Cellulitis auf Reisen: Tipps für gesunde Haut
Basierend auf internationalen klinischen Leitlinien
Übersicht
Cellulitis ist eine bakterielle Hautinfektion, die tiefere Hautschichten betrifft. Sie entsteht oft, wenn Bakterien durch eine kleine Wunde in die Haut gelangen. Die Stelle wird rot, heiß, geschwollen und schmerzt. Auf Reisen, besonders in warmen oder feuchten Gebieten, kann das Risiko steigen, weil man mehr mit Wasser, Sand und Tieren in Kontakt kommt.
Wichtige Fakten
- Cellulitis ist eine bakterielle Infektion der tieferen Hautschichten.
- Die betroffene Hautstelle ist rot, geschwollen, warm und schmerzt.
- Eine Behandlung mit Antibiotika ist fast immer notwendig.
- Mit schneller Hilfe heilt Cellulitis in den meisten Fällen vollständig.
Ja, Cellulitis ist eine häufige Hautinfektion. Sie kommt weltweit vor und kann Menschen jeden Alters betreffen.

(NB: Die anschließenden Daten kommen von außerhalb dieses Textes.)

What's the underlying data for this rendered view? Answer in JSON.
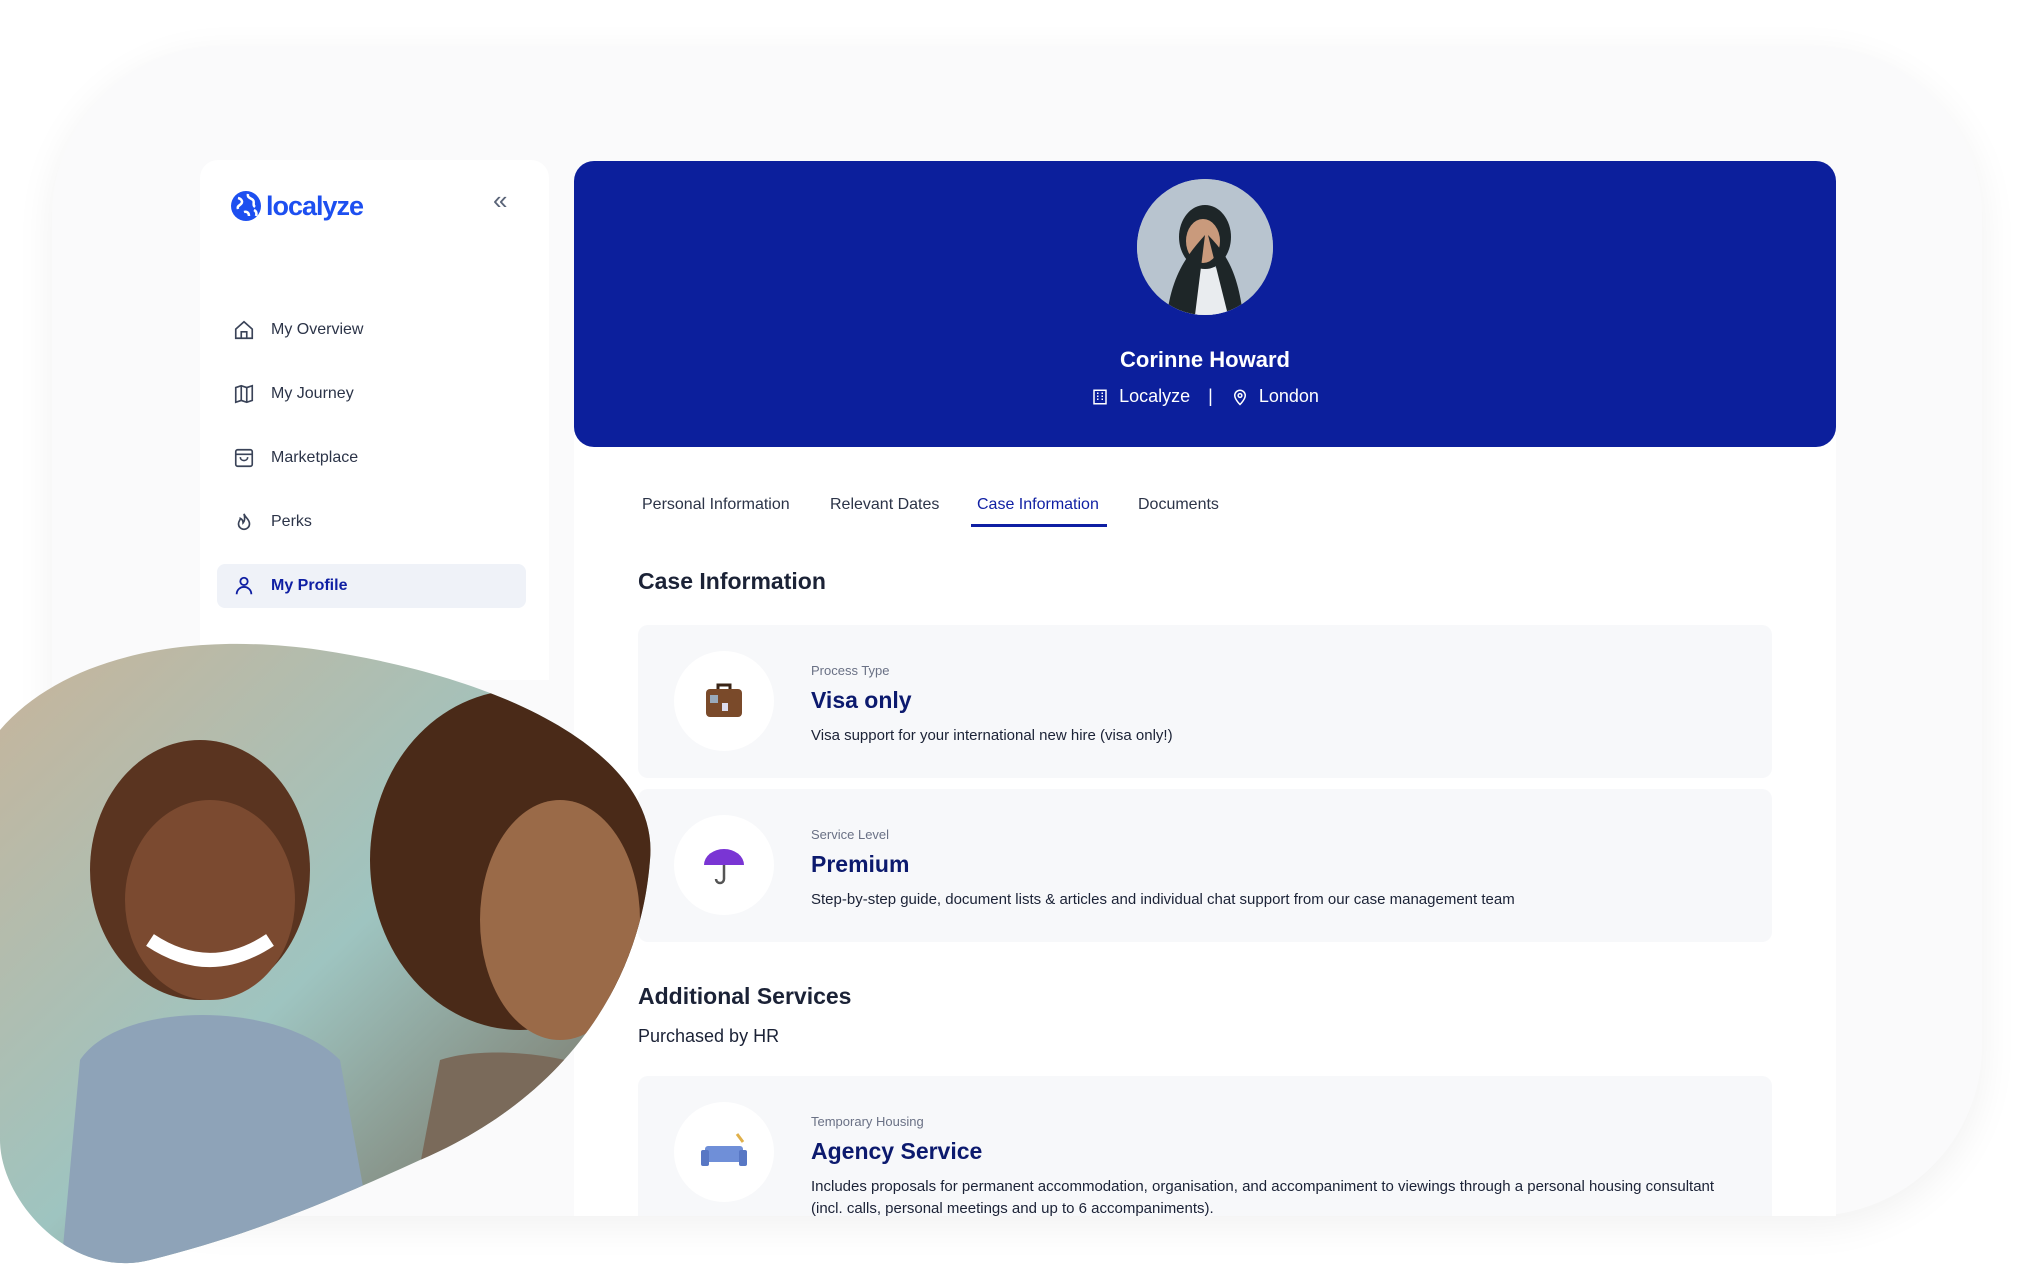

Sie kann jeden treffen. Besonders gefährdet sind Menschen mit offenen Wunden, geschwächtem Immunsystem, Diabetes, Lymphödemen (geschwollenen Gliedmaßen) oder Nagelpilz. Auch Reisende in tropische Länder haben ein höheres Risiko, weil kleine Verletzungen wie Insektenstiche schnell infizieren können.
Symptome
- Die Rötung breitet sich sehr schnell aus (innerhalb weniger Stunden)

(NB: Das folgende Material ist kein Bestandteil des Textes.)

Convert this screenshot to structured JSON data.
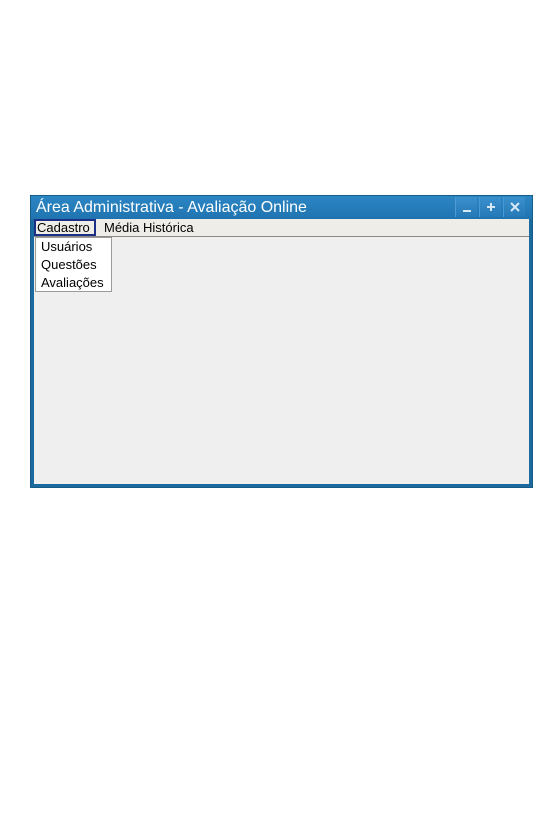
{
  "window": {
    "title": "Área Administrativa - Avaliação Online",
    "controls": {
      "minimize": "minimize-icon",
      "maximize": "plus-icon",
      "close": "close-icon"
    }
  },
  "menubar": {
    "items": [
      {
        "label": "Cadastro",
        "open": true
      },
      {
        "label": "Média Histórica",
        "open": false
      }
    ]
  },
  "dropdown": {
    "items": [
      {
        "label": "Usuários"
      },
      {
        "label": "Questões"
      },
      {
        "label": "Avaliações"
      }
    ]
  },
  "colors": {
    "titlebar": "#1f74b0",
    "frame": "#1a6a9e",
    "client": "#efefef",
    "focus_border": "#1b2f86"
  }
}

- Atemnot oder Engegefühl in der Brust
- Hohes Fieber mit Schüttelfrost
- Plötzliche Verwirrtheit oder Bewusstlosigkeit
- ⚠Fieber über 38 Grad Celsius
- ⚠Schwellung oder Rötung, die größer wird
- ⚠Sehr starke Schmerzen an der betroffenen Stelle
- ⚠Blasen oder dunkle Verfärbungen auf der Haut
Häufige Symptome
- Rote, geschwollene und warme Hautstelle
- Schmerzen oder Spannungsgefühl an der betroffenen Stelle
- Fieber und allgemeines Unwohlsein
- Rötung, die sich langsam ausbreitet
- Blasenbildung auf der geröteten Haut
Symptome bei Kindern
- Die Haut ist rot und heiß, das Kind schreit oder weint bei Berührung
- Das Kind ist ungewöhnlich müde oder schlapp
- Fieber ist oft höher als bei Erwachsenen
Symptome bei älteren Erwachsenen
- Verwirrtheit oder plötzliche Desorientierung
- Die Rötung kann schneller übersehen werden, weil die Haut dünner ist
- Bei älteren Menschen können Fieber und Schmerzen auch fehlen
Ursachen
Hauptursachen
- Bakterien wie Streptokokken oder Staphylokokken gelangen durch eine Hautverletzung in den Körper
- Insektenstiche, Tierbisse oder kleine Schürfwunden auf Reisen sind häufige Eintrittspforten
- Feuchte Haut, rissige Haut oder Fußpilz erleichtern das Eindringen von Bakterien
Risikofaktoren
- Schwaches Immunsystem durch Krankheit oder Medikamente
- Diabetes mellitus (Zuckerkrankheit)
- Lymphödem (chronische Schwellung von Armen oder Beinen)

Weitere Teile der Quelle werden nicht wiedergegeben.